Scratching that terrible itch
Not all itches go away with a simple scratch.
Roughly 15 per cent of people suffer relentless, long-term itch, often caused by diseases and medications; terminally ill cancer patients, for example, often experience such severe whole-body itch in response to morphine that many choose to live in pain rather than take the medication.
Now, researchers have identified a hormone in mice that delivers itchy sensations to neurons in the spinal cord, which then relays the signal to the brain. The discovery could point to treatments for people who suffer from chronic itch caused by disease or medication.
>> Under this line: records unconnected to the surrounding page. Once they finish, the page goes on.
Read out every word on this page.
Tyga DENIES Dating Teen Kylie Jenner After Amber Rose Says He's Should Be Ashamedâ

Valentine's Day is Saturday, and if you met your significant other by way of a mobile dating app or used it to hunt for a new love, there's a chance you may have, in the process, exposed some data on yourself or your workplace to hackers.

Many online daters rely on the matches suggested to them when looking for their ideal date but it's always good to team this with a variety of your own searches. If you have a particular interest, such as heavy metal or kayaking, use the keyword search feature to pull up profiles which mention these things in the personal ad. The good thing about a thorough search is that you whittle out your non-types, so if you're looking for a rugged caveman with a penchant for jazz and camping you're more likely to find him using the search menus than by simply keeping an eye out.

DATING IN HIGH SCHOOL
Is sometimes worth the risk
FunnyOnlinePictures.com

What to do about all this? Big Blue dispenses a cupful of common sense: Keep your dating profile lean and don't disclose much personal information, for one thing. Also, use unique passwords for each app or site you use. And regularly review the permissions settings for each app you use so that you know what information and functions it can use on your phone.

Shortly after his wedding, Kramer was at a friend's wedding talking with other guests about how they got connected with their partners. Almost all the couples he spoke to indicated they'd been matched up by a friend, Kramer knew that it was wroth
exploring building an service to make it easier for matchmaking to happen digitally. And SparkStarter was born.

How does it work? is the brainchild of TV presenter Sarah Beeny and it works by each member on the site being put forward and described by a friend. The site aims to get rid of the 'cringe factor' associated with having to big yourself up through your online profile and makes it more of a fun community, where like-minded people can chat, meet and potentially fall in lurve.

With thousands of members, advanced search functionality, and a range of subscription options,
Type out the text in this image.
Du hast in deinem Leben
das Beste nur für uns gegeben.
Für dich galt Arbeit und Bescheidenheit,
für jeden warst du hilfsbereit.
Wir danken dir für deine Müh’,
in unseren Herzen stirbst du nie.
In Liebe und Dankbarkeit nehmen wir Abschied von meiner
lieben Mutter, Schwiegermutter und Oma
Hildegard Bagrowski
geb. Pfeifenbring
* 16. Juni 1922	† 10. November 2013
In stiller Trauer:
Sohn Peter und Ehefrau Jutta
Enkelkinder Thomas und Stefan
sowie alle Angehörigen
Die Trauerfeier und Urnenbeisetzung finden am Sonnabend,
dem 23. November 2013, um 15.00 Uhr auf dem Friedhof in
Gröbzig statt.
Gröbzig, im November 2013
Scientists had known for a long time that sensory neurons called TRPV1 cells can detect itchy substances on the skin, said Mark Hoon, a neuroscientist at National Institute of Dental and Craniofacial Research in Bethesda, Maryland.
Because TRPV1 neurons also responded to hot and painful stimuli, however, it wasn't clear whether the neurons that responded to itch were unique, or if itch might simply be low-grade pain. That's made it difficult to develop treatments that target itch without affecting other sensory systems, Hoon said.
While analysing molecules excreted by TRPV1 cells in search of anything that might be itch-specific, Hoon and his colleagues came across a small group of the neurons that produced natriuretic polypeptide b (Nppb), a hormone that regulates heart function and can also act as a neurotransmitter.
"We wondered what those cells were doing," Hoon said.
To find out, the team genetically modified mice to block production of Nppb in TRPV1 neurons, then injected the skin on their shoulders with a range of itch-inducing compounds, including histamine, an inflammatory molecule involved in immune responses, and the malaria drug chloroquine.
Normally, these substances made mice scratch nonstop, but the knockout mice hardly scratched themselves at all after the injection, showing that Nppb was required to produce the sensation of itch, the authors reported online in Science. No other sensory systems appeared to be affected in the knockout mice, Hoon said.
Next the researchers looked to the dorsal horn of the spinal cord, where signals from peripheral nerves are routed to the brain, and found the receptors for Nppb in a group of neurons that release a molecule called gastrin-releasing peptide, or GRP.
GRP was previously thought to be the original molecular trigger for itch, Hoon said.
Now, he said, it's clear that Nppb-releasing TRPV1 neurons, not GRP-releasing cells, are the first trigger in transmitting itch, presenting a new "Achilles heel" that could be investigated for treatment.